Voorzitter! Ook ik dank de staatssecretarissen voor hun beantwoording, die mij in het algemeen als zeer helder en adequaat voorkwam. Ik zal de verleiding weerstaan om met staatssecretaris Kohnstamm in het algemeen in discussie te treden over het drugsbeleid. Hij zal ervan overtuigd zijn, dat mijn fractie een consistente houding heeft bij het afwijzen van het gedoogbeleid. De situatie waarin alle coffeeshops gedoogd worden, is volstrekt te bestrijden. Wij vinden dat alle coffeeshops weg moeten. Op dit punt zijn wij altijd redelijk consistent geweest. Het lijkt mij, dat wij hierover nu niet verder moeten discussiëren.

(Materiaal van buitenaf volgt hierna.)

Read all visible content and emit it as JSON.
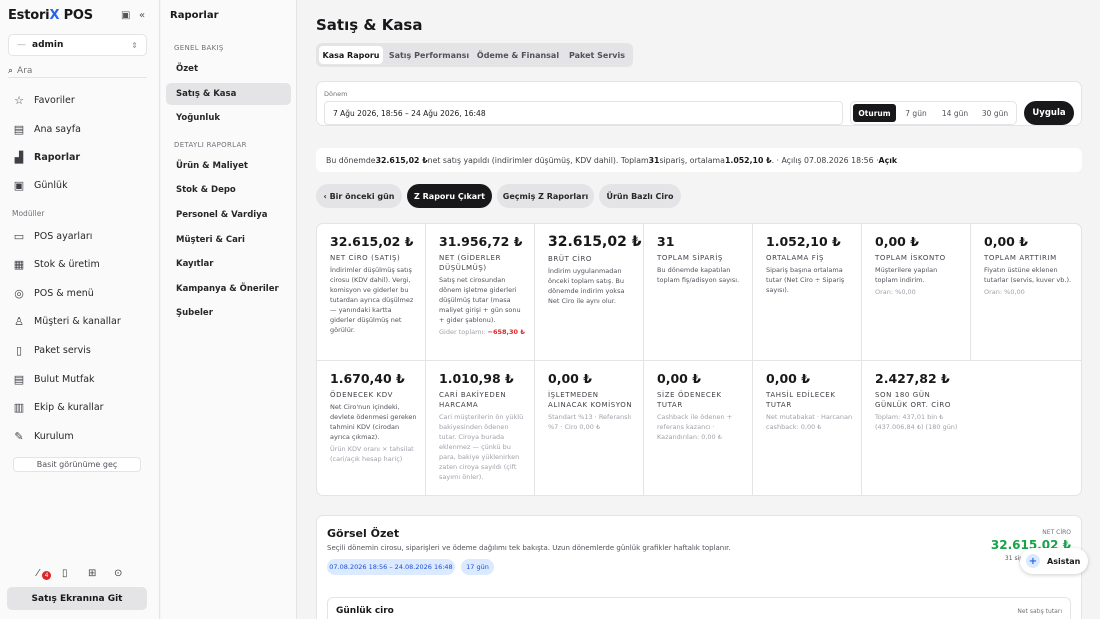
{
  "app": {
    "logo_a": "Estori",
    "logo_x": "X",
    "logo_b": " POS"
  },
  "sidebar": {
    "user": "admin",
    "search_placeholder": "Ara",
    "search_value": "Ara",
    "items": [
      {
        "label": "Favoriler",
        "icon": "star-icon",
        "glyph": "☆"
      },
      {
        "label": "Ana sayfa",
        "icon": "building-icon",
        "glyph": "▤"
      },
      {
        "label": "Raporlar",
        "icon": "chart-icon",
        "glyph": "▟"
      },
      {
        "label": "Günlük",
        "icon": "calendar-icon",
        "glyph": "▣"
      }
    ],
    "modules_label": "Modüller",
    "modules": [
      {
        "label": "POS ayarları",
        "icon": "card-icon",
        "glyph": "▭"
      },
      {
        "label": "Stok & üretim",
        "icon": "stock-icon",
        "glyph": "▦"
      },
      {
        "label": "POS & menü",
        "icon": "compass-icon",
        "glyph": "◎"
      },
      {
        "label": "Müşteri & kanallar",
        "icon": "user-icon",
        "glyph": "♙"
      },
      {
        "label": "Paket servis",
        "icon": "map-icon",
        "glyph": "▯"
      },
      {
        "label": "Bulut Mutfak",
        "icon": "cloud-kitchen-icon",
        "glyph": "▤"
      },
      {
        "label": "Ekip & kurallar",
        "icon": "team-icon",
        "glyph": "▥"
      },
      {
        "label": "Kurulum",
        "icon": "edit-icon",
        "glyph": "✎"
      }
    ],
    "basit": "Basit görünüme geç",
    "badge": "4",
    "satis_button": "Satış Ekranına Git"
  },
  "subnav": {
    "title": "Raporlar",
    "genel": "GENEL BAKIŞ",
    "genel_items": [
      "Özet",
      "Satış & Kasa",
      "Yoğunluk"
    ],
    "detay": "DETAYLI RAPORLAR",
    "detay_items": [
      "Ürün & Maliyet",
      "Stok & Depo",
      "Personel & Vardiya",
      "Müşteri & Cari",
      "Kayıtlar",
      "Kampanya & Öneriler",
      "Şubeler"
    ]
  },
  "main": {
    "title": "Satış & Kasa",
    "tabs": [
      "Kasa Raporu",
      "Satış Performansı",
      "Ödeme & Finansal",
      "Paket Servis"
    ],
    "donem_label": "Dönem",
    "donem_value": "7 Ağu 2026, 18:56 – 24 Ağu 2026, 16:48",
    "segments": [
      "Oturum",
      "7 gün",
      "14 gün",
      "30 gün"
    ],
    "uygula": "Uygula",
    "info": {
      "p1": "Bu dönemde ",
      "b1": "32.615,02 ₺",
      "p2": " net satış yapıldı (indirimler düşümüş, KDV dahil). Toplam ",
      "b2": "31",
      "p3": " sipariş, ortalama ",
      "b3": "1.052,10 ₺",
      "p4": ". · Açılış 07.08.2026 18:56 · ",
      "b4": "Açık"
    },
    "actions": [
      "‹ Bir önceki gün",
      "Z Raporu Çıkart",
      "Geçmiş Z Raporları",
      "Ürün Bazlı Ciro"
    ],
    "cards": [
      {
        "value": "32.615,02 ₺",
        "title": "NET CİRO (SATIŞ)",
        "desc": "İndirimler düşülmüş satış cirosu (KDV dahil). Vergi, komisyon ve giderler bu tutardan ayrıca düşülmez — yanındaki kartta giderler düşülmüş net görülür.",
        "extra": ""
      },
      {
        "value": "31.956,72 ₺",
        "title": "NET (GİDERLER DÜŞÜLMÜŞ)",
        "desc": "Satış net cirosundan dönem işletme giderleri düşülmüş tutar (masa maliyet girişi + gün sonu + gider şablonu).",
        "extra": "Gider toplamı: ",
        "extra_red": "−658,30 ₺"
      },
      {
        "value": "32.615,02 ₺",
        "title": "BRÜT CİRO",
        "desc": "İndirim uygulanmadan önceki toplam satış. Bu dönemde indirim yoksa Net Ciro ile aynı olur.",
        "extra": ""
      },
      {
        "value": "31",
        "title": "TOPLAM SİPARİŞ",
        "desc": "Bu dönemde kapatılan toplam fiş/adisyon sayısı.",
        "extra": ""
      },
      {
        "value": "1.052,10 ₺",
        "title": "ORTALAMA FİŞ",
        "desc": "Sipariş başına ortalama tutar (Net Ciro ÷ Sipariş sayısı).",
        "extra": ""
      },
      {
        "value": "0,00 ₺",
        "title": "TOPLAM İSKONTO",
        "desc": "Müşterilere yapılan toplam indirim.",
        "extra": "Oran: %0,00"
      },
      {
        "value": "0,00 ₺",
        "title": "TOPLAM ARTTIRIM",
        "desc": "Fiyatın üstüne eklenen tutarlar (servis, kuver vb.).",
        "extra": "Oran: %0,00"
      },
      {
        "value": "1.670,40 ₺",
        "title": "ÖDENECEK KDV",
        "desc": "Net Ciro'nun içindeki, devlete ödenmesi gereken tahmini KDV (cirodan ayrıca çıkmaz).",
        "extra": "Ürün KDV oranı × tahsilat (cari/açık hesap hariç)"
      },
      {
        "value": "1.010,98 ₺",
        "title": "CARİ BAKİYEDEN HARCAMA",
        "desc": "",
        "extra": "Cari müşterilerin ön yüklü bakiyesinden ödenen tutar. Ciroya burada eklenmez — çünkü bu para, bakiye yüklenirken zaten ciroya sayıldı (çift sayımı önler)."
      },
      {
        "value": "0,00 ₺",
        "title": "İŞLETMEDEN ALINACAK KOMİSYON",
        "desc": "",
        "extra": "Standart %13 · Referanslı %7 · Ciro 0,00 ₺"
      },
      {
        "value": "0,00 ₺",
        "title": "SİZE ÖDENECEK TUTAR",
        "desc": "",
        "extra": "Cashback ile ödenen + referans kazancı · Kazandırılan: 0,00 ₺"
      },
      {
        "value": "0,00 ₺",
        "title": "TAHSİL EDİLECEK TUTAR",
        "desc": "",
        "extra": "Net mutabakat · Harcanan cashback: 0,00 ₺"
      },
      {
        "value": "2.427,82 ₺",
        "title": "SON 180 GÜN GÜNLÜK ORT. CİRO",
        "desc": "",
        "extra": "Toplam: 437,01 bin ₺ (437.006,84 ₺) (180 gün)"
      }
    ],
    "gorsel": {
      "title": "Görsel Özet",
      "desc": "Seçili dönemin cirosu, siparişleri ve ödeme dağılımı tek bakışta. Uzun dönemlerde günlük grafikler haftalık toplanır.",
      "chip1": "07.08.2026 18:56 – 24.08.2026 16:48",
      "chip2": "17 gün",
      "net_label": "NET CİRO",
      "net_value": "32.615,02 ₺",
      "orders_short": "31 sipariş",
      "gunluk_title": "Günlük ciro",
      "gunluk_right": "Net satış tutarı"
    },
    "asistan": "Asistan"
  },
  "colors": {
    "accent": "#2563eb",
    "green": "#16a34a",
    "red": "#dc2626",
    "dark": "#18181b"
  }
}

Twee belangrijke punten blijven ook in deze fase van het debat nog voor bespreking aan de orde. Een punt betreft de reikwijdte. Het betoog van de staatssecretaris daarover vond ik helder en ook evenwichtig en wat mij betreft overtuigend. Het gaat om de aard van de overlast en niet om de typische vorm van overlast waarin zij zich manifesteert. Op zichzelf vind ik dat een vrij logisch criterium. Dit betekent dat als bij een combinatie van overlastfactoren een zelfde niveau of intensiteit van bezwaren worden bereikt als bij drugsoverlast, dat het gebruik van de aangeven bevoegdheid tot gevolg kan hebben. Ik vind dat een zeer juiste benadering. Deze stelling bespaart ons de discussie over andere concrete situaties. Ik heb zelf de verkoop van wapens of gestolen goederen genoemd en met name de overlast bij prostitutie. Volgens het standpunt van de staatssecretaris is er sprake van een vrij evenwichtige benadering die juridisch volledig te verdedigen is. Ook biedt zij de rechter handvatten, mede op grond van de beschouwingen die hier zijn gegeven. Ik denk dus dat toepassing van het artikel geen problemen oplevert. Daarom ben ik van mening dat aan het amendement van D66 om de verbreding weer ongedaan te maken, in juridisch opzicht geen behoefte bestaat. Ik hoop dat de heer De Graaf tot dezelfde conclusie komt. De aangegeven benadering is helder en zowel juridisch als rechtsstatelijk zeer wel verdedigbaar.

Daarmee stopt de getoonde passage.